Despite remaining largely flat over the course of trading, the Australian share market edged into the green for the fourth day in a row on Thursday.
The S&P/ASX200 closed 7.6 point higher, up 0.1 per cent, to 7305.3 points at the closing bell.
The All Ordinaries had a stronger performance, up 0.15 per cent or 11 points to close at 7.517.8 points. But despite the increase, the benchmark still ended 1.4 per cent lower over August.
Eight of the 11 sectors finished in the green, led by telecommunications, with shares in Telstra, TPG and Carsales all rising by more than 1 per cent.
Energy was the weakest performer, dropping 2 per cent. Shares in Whitehaven Coal and Woodside fell 9 per cent and 4.1 per cent respectively, after they traded ex-dividend on Thursday.
Fresh Chinese manufacturing data failed to lift the local share market after it showed factory activity shrank for a fifth consecutive month.

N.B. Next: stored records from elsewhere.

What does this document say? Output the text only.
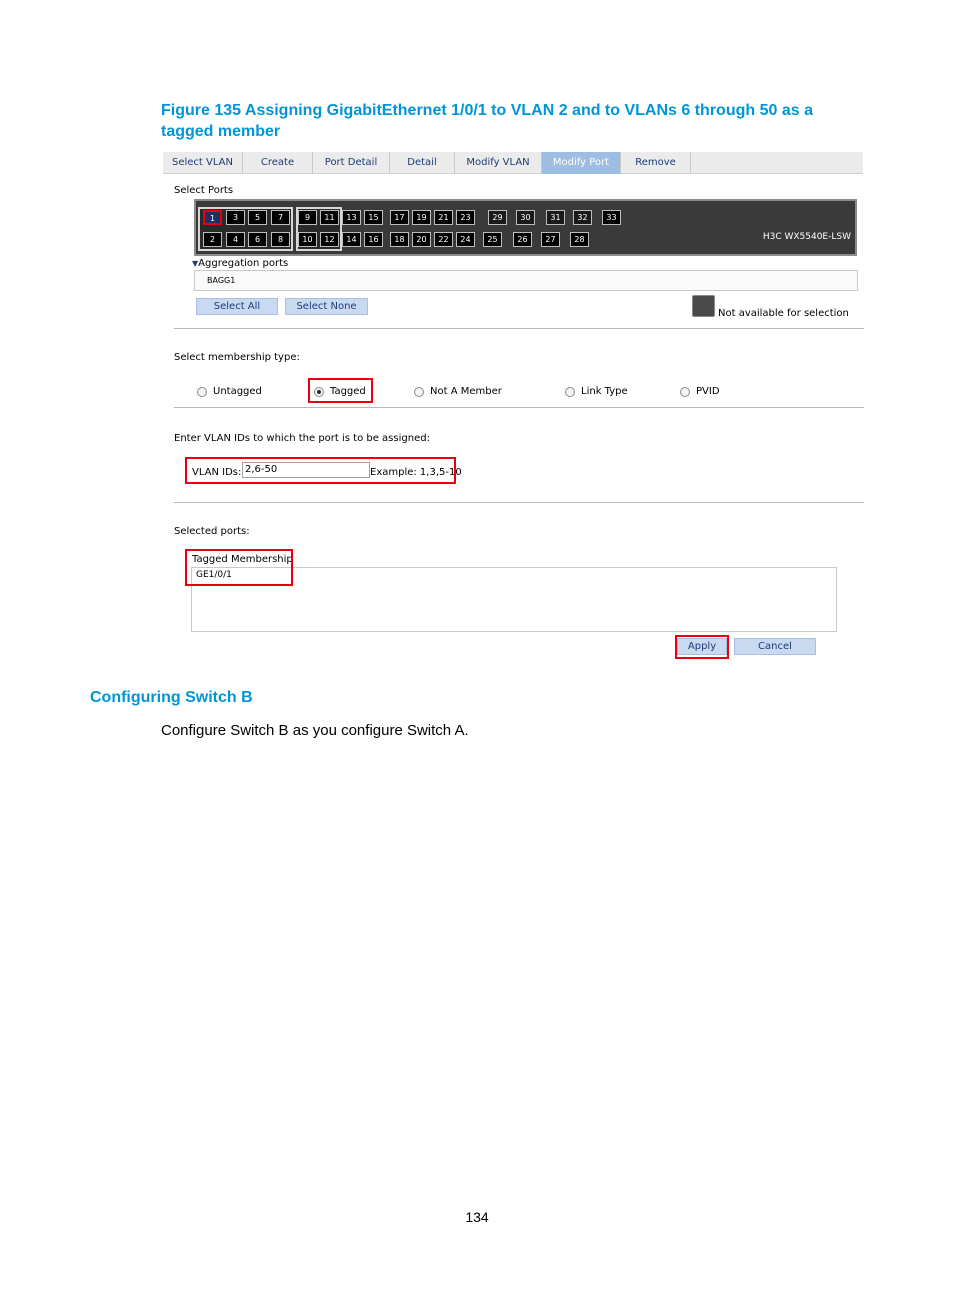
Figure 135 Assigning GigabitEthernet 1/0/1 to VLAN 2 and to VLANs 6 through 50 as a tagged member
Select VLAN	Create	Port Detail	Detail	Modify VLAN	Modify Port	Remove
Select Ports
H3C WX5540E-LSW
1	3	5	7	9	11	13	15	17	19	21	23	29	30	31	32	33
2	4	6	8	10	12	14	16	18	20	22	24	25	26	27	28
▼Aggregation ports
BAGG1
Select All	Select None
Not available for selection
Select membership type:
Untagged	Tagged	Not A Member	Link Type	PVID
Enter VLAN IDs to which the port is to be assigned:
VLAN IDs: 2,6-50	Example: 1,3,5-10
Selected ports:
Tagged Membership
GE1/0/1
Apply	Cancel
Configuring Switch B
Configure Switch B as you configure Switch A.
134
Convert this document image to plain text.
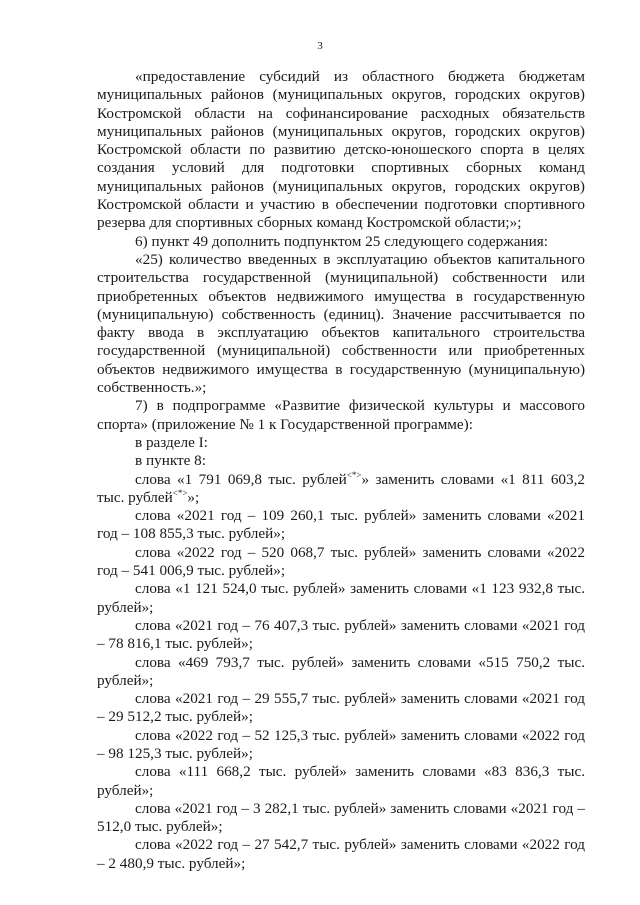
3

«предоставление субсидий из областного бюджета бюджетам муниципальных районов (муниципальных округов, городских округов) Костромской области на софинансирование расходных обязательств муниципальных районов (муниципальных округов, городских округов) Костромской области по развитию детско-юношеского спорта в целях создания условий для подготовки спортивных сборных команд муниципальных районов (муниципальных округов, городских округов) Костромской области и участию в обеспечении подготовки спортивного резерва для спортивных сборных команд Костромской области;»;

6) пункт 49 дополнить подпунктом 25 следующего содержания:

«25) количество введенных в эксплуатацию объектов капитального строительства государственной (муниципальной) собственности или приобретенных объектов недвижимого имущества в государственную (муниципальную) собственность (единиц). Значение рассчитывается по факту ввода в эксплуатацию объектов капитального строительства государственной (муниципальной) собственности или приобретенных объектов недвижимого имущества в государственную (муниципальную) собственность.»;

7) в подпрограмме «Развитие физической культуры и массового спорта» (приложение № 1 к Государственной программе):

в разделе I:

в пункте 8:

слова «1 791 069,8 тыс. рублей<*>» заменить словами «1 811 603,2 тыс. рублей<*>»;

слова «2021 год – 109 260,1 тыс. рублей» заменить словами «2021 год – 108 855,3 тыс. рублей»;

слова «2022 год – 520 068,7 тыс. рублей» заменить словами «2022 год – 541 006,9 тыс. рублей»;

слова «1 121 524,0 тыс. рублей» заменить словами «1 123 932,8 тыс. рублей»;

слова «2021 год – 76 407,3 тыс. рублей» заменить словами «2021 год – 78 816,1 тыс. рублей»;

слова «469 793,7 тыс. рублей» заменить словами «515 750,2 тыс. рублей»;

слова «2021 год – 29 555,7 тыс. рублей» заменить словами «2021 год – 29 512,2 тыс. рублей»;

слова «2022 год – 52 125,3 тыс. рублей» заменить словами «2022 год – 98 125,3 тыс. рублей»;

слова «111 668,2 тыс. рублей» заменить словами «83 836,3 тыс. рублей»;

слова «2021 год – 3 282,1 тыс. рублей» заменить словами «2021 год – 512,0 тыс. рублей»;

слова «2022 год – 27 542,7 тыс. рублей» заменить словами «2022 год – 2 480,9 тыс. рублей»;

The official manufacturing purchasing managers’ index came in at 49.7 in August, according to data released by China’s National Bureau of Statistics.
With reporting season drawing to a close on Thursday, Australia’s largest white goods and home retailer, Harvey Norman, saw its net profit for fiscal year 2023 slump by over a third to $539.5m. However, the result met its June guidance, resulting in the retailer gaining 5.2 per cent.

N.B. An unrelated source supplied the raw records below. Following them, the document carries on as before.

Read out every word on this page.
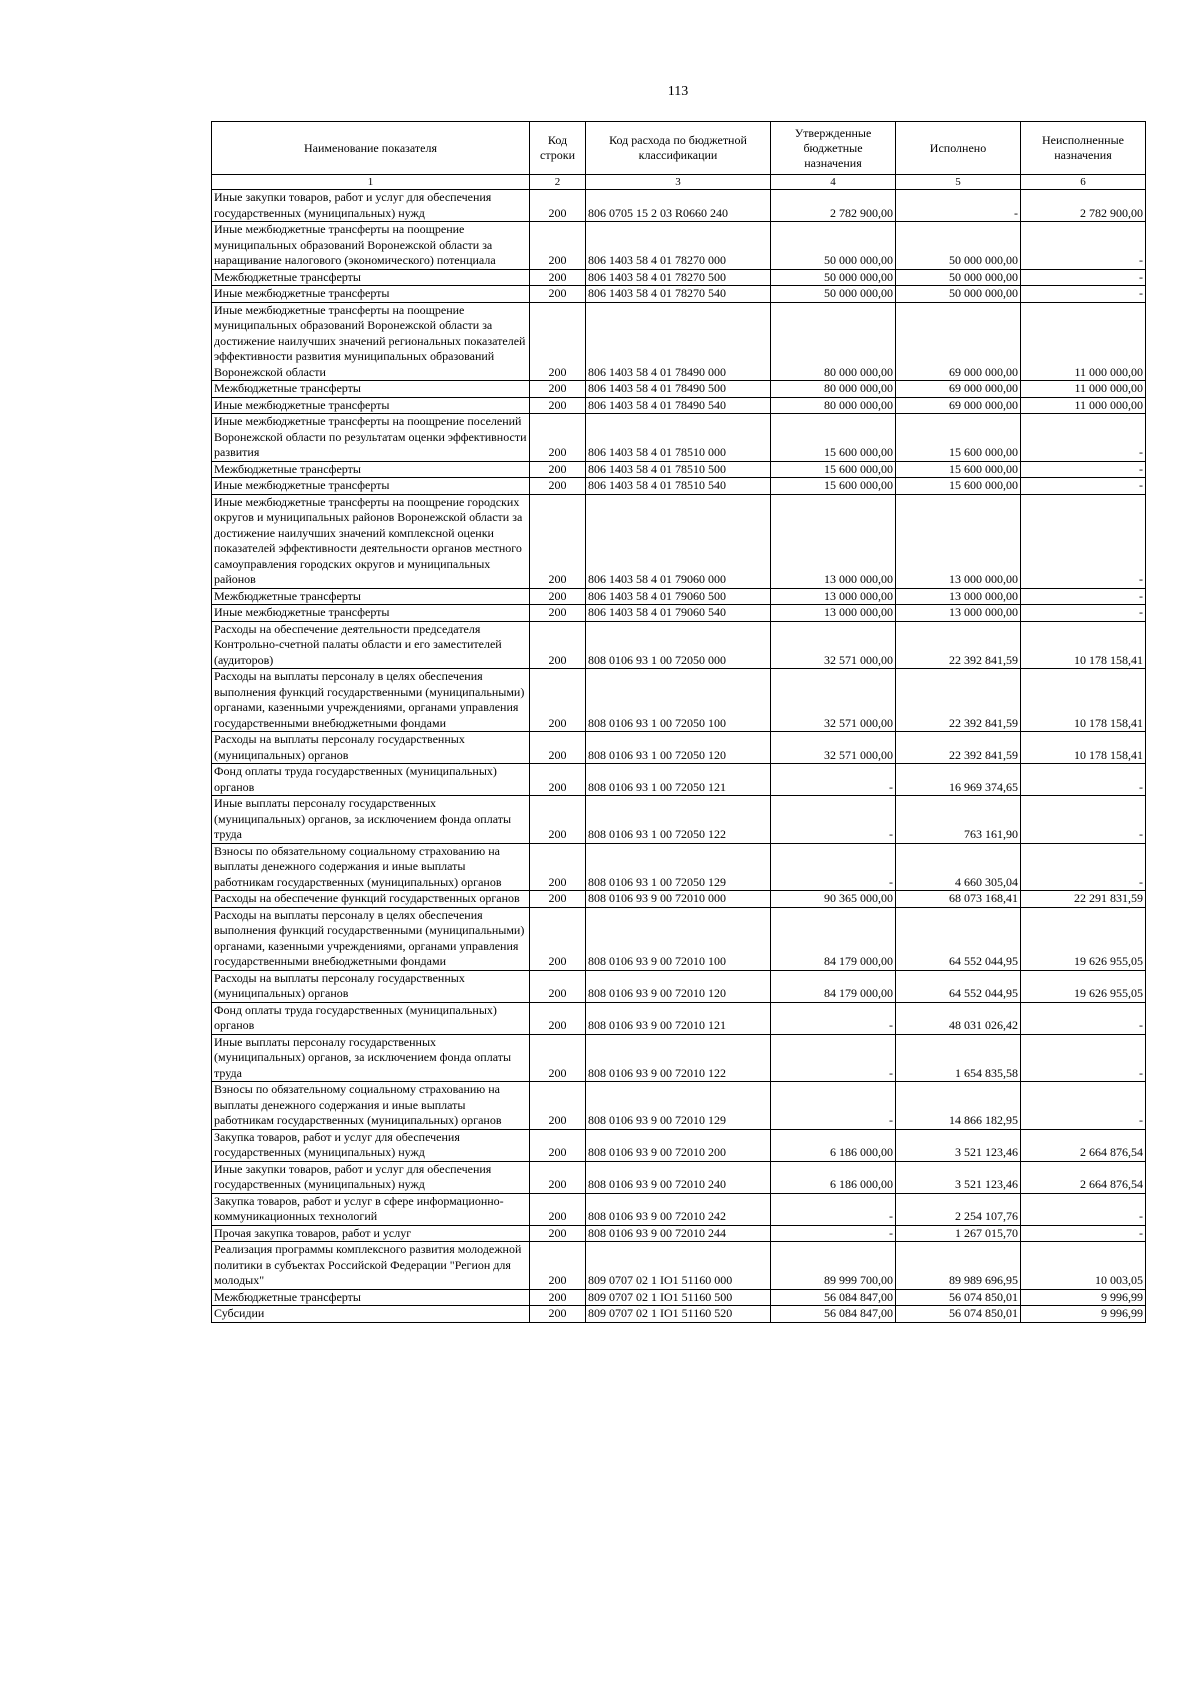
113
Наименование показателя	Код строки	Код расхода по бюджетной классификации	Утвержденные бюджетные назначения	Исполнено	Неисполненные назначения
1	2	3	4	5	6
Иные закупки товаров, работ и услуг для обеспечения государственных (муниципальных) нужд	200	806 0705 15 2 03 R0660 240	2 782 900,00	-	2 782 900,00
Иные межбюджетные трансферты на поощрение муниципальных образований Воронежской области за наращивание налогового (экономического) потенциала	200	806 1403 58 4 01 78270 000	50 000 000,00	50 000 000,00	-
Межбюджетные трансферты	200	806 1403 58 4 01 78270 500	50 000 000,00	50 000 000,00	-
Иные межбюджетные трансферты	200	806 1403 58 4 01 78270 540	50 000 000,00	50 000 000,00	-
Иные межбюджетные трансферты на поощрение муниципальных образований Воронежской области за достижение наилучших значений региональных показателей эффективности развития муниципальных образований Воронежской области	200	806 1403 58 4 01 78490 000	80 000 000,00	69 000 000,00	11 000 000,00
Межбюджетные трансферты	200	806 1403 58 4 01 78490 500	80 000 000,00	69 000 000,00	11 000 000,00
Иные межбюджетные трансферты	200	806 1403 58 4 01 78490 540	80 000 000,00	69 000 000,00	11 000 000,00
Иные межбюджетные трансферты на поощрение поселений Воронежской области по результатам оценки эффективности развития	200	806 1403 58 4 01 78510 000	15 600 000,00	15 600 000,00	-
Межбюджетные трансферты	200	806 1403 58 4 01 78510 500	15 600 000,00	15 600 000,00	-
Иные межбюджетные трансферты	200	806 1403 58 4 01 78510 540	15 600 000,00	15 600 000,00	-
Иные межбюджетные трансферты на поощрение городских округов и муниципальных районов Воронежской области за достижение наилучших значений комплексной оценки показателей эффективности деятельности органов местного самоуправления городских округов и муниципальных районов	200	806 1403 58 4 01 79060 000	13 000 000,00	13 000 000,00	-
Межбюджетные трансферты	200	806 1403 58 4 01 79060 500	13 000 000,00	13 000 000,00	-
Иные межбюджетные трансферты	200	806 1403 58 4 01 79060 540	13 000 000,00	13 000 000,00	-
Расходы на обеспечение деятельности председателя Контрольно-счетной палаты области и его заместителей (аудиторов)	200	808 0106 93 1 00 72050 000	32 571 000,00	22 392 841,59	10 178 158,41
Расходы на выплаты персоналу в целях обеспечения выполнения функций государственными (муниципальными) органами, казенными учреждениями, органами управления государственными внебюджетными фондами	200	808 0106 93 1 00 72050 100	32 571 000,00	22 392 841,59	10 178 158,41
Расходы на выплаты персоналу государственных (муниципальных) органов	200	808 0106 93 1 00 72050 120	32 571 000,00	22 392 841,59	10 178 158,41
Фонд оплаты труда государственных (муниципальных) органов	200	808 0106 93 1 00 72050 121	-	16 969 374,65	-
Иные выплаты персоналу государственных (муниципальных) органов, за исключением фонда оплаты труда	200	808 0106 93 1 00 72050 122	-	763 161,90	-
Взносы по обязательному социальному страхованию на выплаты денежного содержания и иные выплаты работникам государственных (муниципальных) органов	200	808 0106 93 1 00 72050 129	-	4 660 305,04	-
Расходы на обеспечение функций государственных органов	200	808 0106 93 9 00 72010 000	90 365 000,00	68 073 168,41	22 291 831,59
Расходы на выплаты персоналу в целях обеспечения выполнения функций государственными (муниципальными) органами, казенными учреждениями, органами управления государственными внебюджетными фондами	200	808 0106 93 9 00 72010 100	84 179 000,00	64 552 044,95	19 626 955,05
Расходы на выплаты персоналу государственных (муниципальных) органов	200	808 0106 93 9 00 72010 120	84 179 000,00	64 552 044,95	19 626 955,05
Фонд оплаты труда государственных (муниципальных) органов	200	808 0106 93 9 00 72010 121	-	48 031 026,42	-
Иные выплаты персоналу государственных (муниципальных) органов, за исключением фонда оплаты труда	200	808 0106 93 9 00 72010 122	-	1 654 835,58	-
Взносы по обязательному социальному страхованию на выплаты денежного содержания и иные выплаты работникам государственных (муниципальных) органов	200	808 0106 93 9 00 72010 129	-	14 866 182,95	-
Закупка товаров, работ и услуг для обеспечения государственных (муниципальных) нужд	200	808 0106 93 9 00 72010 200	6 186 000,00	3 521 123,46	2 664 876,54
Иные закупки товаров, работ и услуг для обеспечения государственных (муниципальных) нужд	200	808 0106 93 9 00 72010 240	6 186 000,00	3 521 123,46	2 664 876,54
Закупка товаров, работ и услуг в сфере информационно-коммуникационных технологий	200	808 0106 93 9 00 72010 242	-	2 254 107,76	-
Прочая закупка товаров, работ и услуг	200	808 0106 93 9 00 72010 244	-	1 267 015,70	-
Реализация программы комплексного развития молодежной политики в субъектах Российской Федерации "Регион для молодых"	200	809 0707 02 1 IO1 51160 000	89 999 700,00	89 989 696,95	10 003,05
Межбюджетные трансферты	200	809 0707 02 1 IO1 51160 500	56 084 847,00	56 074 850,01	9 996,99
Субсидии	200	809 0707 02 1 IO1 51160 520	56 084 847,00	56 074 850,01	9 996,99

Qantas shares fell 3.2 per cent on the news that the Australian Competition and Consumer Commission launched legal action over allegations that it engaged in false, misleading or deceptive conduct by continuing to sell tickets for more than 8000 flights it had already cancelled.
Separately, Australia Post announced it had recorded its first loss since 2015 after recording a $200m loss for the 12 months to June 2023.
The government enterprise continues to be dragged down by losses in its letter business, which lost $384m.
Personal consumption expenditures price index and non-farm payrolls data are due from the US on Friday local time.